Çaresiz, gökyüzüne bakakaldım. Gerçekten yoktu yıldızlar artık. Hepsi bir şekilde düşüp gitmişler ve geceyi ayla bana bırakmışlardı. Yalnız orada, biraz ufuk çizgisinin yakınında yalnız bir tek yıldız görüverdim. Oradan bana göz kırpan yıldız perisini hatırladım. Elimi sallayarak onu çağırdım. Kulemizin dibine kadar geldi. “Ne istiyorsun?”

“Yaşamayı.”

“Yollardan uzak yaşayabilir misin? Gökyüzünde bir yıldız zerreciğinde tüm ömrünü geçirebilir misin?”

“Bilemiyorum yıldız perisi, bilemiyorum. O kadar pişmanım ki!”

“Sana ne olursa olsun yardım edeceğimi söylemiştim. Ancak şimdi seni kabul edeceğimden emin değilim.”

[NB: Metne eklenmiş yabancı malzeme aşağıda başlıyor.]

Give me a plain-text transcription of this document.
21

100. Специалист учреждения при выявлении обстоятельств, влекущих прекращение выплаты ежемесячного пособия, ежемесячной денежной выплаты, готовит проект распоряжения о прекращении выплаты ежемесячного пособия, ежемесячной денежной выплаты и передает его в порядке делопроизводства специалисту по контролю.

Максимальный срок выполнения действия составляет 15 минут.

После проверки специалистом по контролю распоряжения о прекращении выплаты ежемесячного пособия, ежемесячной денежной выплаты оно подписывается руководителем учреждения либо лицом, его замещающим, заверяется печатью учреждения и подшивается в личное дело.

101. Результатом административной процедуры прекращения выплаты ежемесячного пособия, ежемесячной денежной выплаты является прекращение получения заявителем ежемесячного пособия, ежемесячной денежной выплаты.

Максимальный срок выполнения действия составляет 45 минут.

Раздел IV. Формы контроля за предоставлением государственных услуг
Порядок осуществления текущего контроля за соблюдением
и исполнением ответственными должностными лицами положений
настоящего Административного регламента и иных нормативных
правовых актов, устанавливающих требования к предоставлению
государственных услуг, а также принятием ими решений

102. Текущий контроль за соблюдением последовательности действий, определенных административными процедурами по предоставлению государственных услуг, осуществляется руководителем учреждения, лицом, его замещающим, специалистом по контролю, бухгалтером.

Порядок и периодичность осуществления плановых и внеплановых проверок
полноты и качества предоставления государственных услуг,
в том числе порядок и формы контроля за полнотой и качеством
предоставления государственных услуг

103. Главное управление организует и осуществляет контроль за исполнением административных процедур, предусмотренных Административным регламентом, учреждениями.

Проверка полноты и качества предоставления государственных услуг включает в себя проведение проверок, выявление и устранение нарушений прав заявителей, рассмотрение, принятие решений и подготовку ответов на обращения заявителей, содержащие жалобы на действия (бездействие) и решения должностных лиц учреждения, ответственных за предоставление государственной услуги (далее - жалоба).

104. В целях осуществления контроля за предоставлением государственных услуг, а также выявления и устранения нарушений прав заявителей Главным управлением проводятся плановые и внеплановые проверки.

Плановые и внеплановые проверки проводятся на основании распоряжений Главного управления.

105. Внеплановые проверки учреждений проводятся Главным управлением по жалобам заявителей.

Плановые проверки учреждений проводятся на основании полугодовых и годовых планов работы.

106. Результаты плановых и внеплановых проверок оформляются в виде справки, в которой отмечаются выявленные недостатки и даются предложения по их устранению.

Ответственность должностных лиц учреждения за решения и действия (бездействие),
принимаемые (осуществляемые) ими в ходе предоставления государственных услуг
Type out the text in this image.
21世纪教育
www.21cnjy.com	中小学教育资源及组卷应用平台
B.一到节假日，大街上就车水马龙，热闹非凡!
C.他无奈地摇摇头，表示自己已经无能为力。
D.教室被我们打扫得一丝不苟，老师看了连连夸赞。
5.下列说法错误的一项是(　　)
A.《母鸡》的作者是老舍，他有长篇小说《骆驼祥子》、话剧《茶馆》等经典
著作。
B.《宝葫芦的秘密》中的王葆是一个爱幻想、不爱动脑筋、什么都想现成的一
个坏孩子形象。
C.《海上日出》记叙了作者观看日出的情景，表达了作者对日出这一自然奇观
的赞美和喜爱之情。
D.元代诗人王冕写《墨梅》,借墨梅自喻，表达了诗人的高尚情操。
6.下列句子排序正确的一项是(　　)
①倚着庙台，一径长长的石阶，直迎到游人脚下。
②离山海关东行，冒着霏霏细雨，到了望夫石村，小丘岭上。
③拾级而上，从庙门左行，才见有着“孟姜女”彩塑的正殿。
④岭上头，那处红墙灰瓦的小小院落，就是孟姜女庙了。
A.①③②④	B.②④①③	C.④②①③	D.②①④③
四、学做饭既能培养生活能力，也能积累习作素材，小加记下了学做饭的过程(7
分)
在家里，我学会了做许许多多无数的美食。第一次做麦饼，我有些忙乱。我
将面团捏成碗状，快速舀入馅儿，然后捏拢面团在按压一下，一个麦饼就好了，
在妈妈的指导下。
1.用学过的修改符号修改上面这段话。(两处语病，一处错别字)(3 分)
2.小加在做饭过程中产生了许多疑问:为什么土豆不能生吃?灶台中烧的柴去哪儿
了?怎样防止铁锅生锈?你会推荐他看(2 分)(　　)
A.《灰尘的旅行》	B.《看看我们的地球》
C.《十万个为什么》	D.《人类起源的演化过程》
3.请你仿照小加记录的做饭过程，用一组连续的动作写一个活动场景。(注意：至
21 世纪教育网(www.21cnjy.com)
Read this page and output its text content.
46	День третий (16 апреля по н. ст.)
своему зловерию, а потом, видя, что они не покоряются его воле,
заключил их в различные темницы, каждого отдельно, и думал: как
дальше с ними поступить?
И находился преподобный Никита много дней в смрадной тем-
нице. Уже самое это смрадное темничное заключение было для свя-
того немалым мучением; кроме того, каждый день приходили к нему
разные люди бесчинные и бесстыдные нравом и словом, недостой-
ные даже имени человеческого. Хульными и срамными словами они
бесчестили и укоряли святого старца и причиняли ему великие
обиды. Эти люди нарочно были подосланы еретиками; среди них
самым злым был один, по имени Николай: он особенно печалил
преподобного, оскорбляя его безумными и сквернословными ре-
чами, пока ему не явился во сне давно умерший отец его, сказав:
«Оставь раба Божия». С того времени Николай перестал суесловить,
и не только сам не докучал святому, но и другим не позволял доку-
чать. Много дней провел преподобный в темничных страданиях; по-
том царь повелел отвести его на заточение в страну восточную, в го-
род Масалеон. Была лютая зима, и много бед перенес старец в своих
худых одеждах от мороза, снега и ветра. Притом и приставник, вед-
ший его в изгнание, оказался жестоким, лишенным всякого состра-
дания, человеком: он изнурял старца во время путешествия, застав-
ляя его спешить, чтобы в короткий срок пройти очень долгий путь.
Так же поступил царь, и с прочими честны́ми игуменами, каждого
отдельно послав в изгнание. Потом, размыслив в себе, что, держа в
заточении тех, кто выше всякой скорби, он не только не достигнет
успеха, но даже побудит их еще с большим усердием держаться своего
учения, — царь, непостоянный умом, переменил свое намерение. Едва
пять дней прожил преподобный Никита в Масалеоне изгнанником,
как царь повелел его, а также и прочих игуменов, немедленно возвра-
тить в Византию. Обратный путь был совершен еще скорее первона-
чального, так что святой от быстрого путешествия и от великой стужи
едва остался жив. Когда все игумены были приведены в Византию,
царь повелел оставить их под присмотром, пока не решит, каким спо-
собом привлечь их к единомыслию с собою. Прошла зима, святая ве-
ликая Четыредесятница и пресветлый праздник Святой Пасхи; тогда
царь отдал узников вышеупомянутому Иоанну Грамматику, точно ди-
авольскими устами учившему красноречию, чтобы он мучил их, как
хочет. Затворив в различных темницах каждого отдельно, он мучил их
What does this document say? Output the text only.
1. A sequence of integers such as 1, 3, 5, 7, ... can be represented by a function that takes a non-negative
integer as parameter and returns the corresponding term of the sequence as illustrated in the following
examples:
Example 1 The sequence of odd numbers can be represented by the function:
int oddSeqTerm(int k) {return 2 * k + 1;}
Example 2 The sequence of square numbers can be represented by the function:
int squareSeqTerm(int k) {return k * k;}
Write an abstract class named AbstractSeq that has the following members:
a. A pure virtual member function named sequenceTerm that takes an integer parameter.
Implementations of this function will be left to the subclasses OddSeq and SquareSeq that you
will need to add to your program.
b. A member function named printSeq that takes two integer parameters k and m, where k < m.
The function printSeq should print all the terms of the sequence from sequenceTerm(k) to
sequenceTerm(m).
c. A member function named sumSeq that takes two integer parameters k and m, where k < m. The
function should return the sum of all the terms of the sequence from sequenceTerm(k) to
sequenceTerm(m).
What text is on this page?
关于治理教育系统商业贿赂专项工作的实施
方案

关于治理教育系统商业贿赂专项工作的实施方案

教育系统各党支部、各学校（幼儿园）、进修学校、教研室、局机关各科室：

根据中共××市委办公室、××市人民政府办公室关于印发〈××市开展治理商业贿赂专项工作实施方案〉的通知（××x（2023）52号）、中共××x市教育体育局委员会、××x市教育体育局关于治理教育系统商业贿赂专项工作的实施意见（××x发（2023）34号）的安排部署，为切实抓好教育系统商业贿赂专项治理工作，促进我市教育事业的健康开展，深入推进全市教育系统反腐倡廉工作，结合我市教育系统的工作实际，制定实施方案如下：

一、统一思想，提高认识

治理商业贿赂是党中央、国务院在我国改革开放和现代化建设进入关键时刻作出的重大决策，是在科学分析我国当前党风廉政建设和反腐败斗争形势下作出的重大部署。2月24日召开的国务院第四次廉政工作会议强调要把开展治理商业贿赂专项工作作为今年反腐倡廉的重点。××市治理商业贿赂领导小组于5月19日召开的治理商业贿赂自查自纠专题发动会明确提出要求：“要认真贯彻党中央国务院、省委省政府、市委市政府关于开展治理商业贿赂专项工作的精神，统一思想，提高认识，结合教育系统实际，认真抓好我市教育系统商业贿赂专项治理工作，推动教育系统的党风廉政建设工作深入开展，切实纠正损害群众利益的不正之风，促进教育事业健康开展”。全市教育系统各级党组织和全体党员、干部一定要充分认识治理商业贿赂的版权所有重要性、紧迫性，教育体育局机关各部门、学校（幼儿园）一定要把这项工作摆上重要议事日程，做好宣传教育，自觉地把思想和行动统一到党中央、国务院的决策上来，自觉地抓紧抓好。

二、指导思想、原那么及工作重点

“O kadar haklısın ki! Bana ne yaparsan yap, yeter ki beni ve karımı buradan çıkar.”

“Kanatlarını sırtına ve şapkanı başına tak. Güneşe fazla yaklaşmak istemezsin.”

Pembe tülleri gözyaşlarıyla birlikte yüzünün iki tarafından akan kızı sırtıma koyup kanatlarımı ve şapkamı taktım ve semaya doğru yola çıktım. Yıldız perisi elimizden tutarak uçurdu bizi ve böylece göğün içinde beni takip eden kartalla bir olup çölün üzerinde uçmaya devam ettik. Tepenin üzerinden geçerken göl sakini beni uçarken gördü. Okunu gerdi ve beni karnımdan vuruverdi.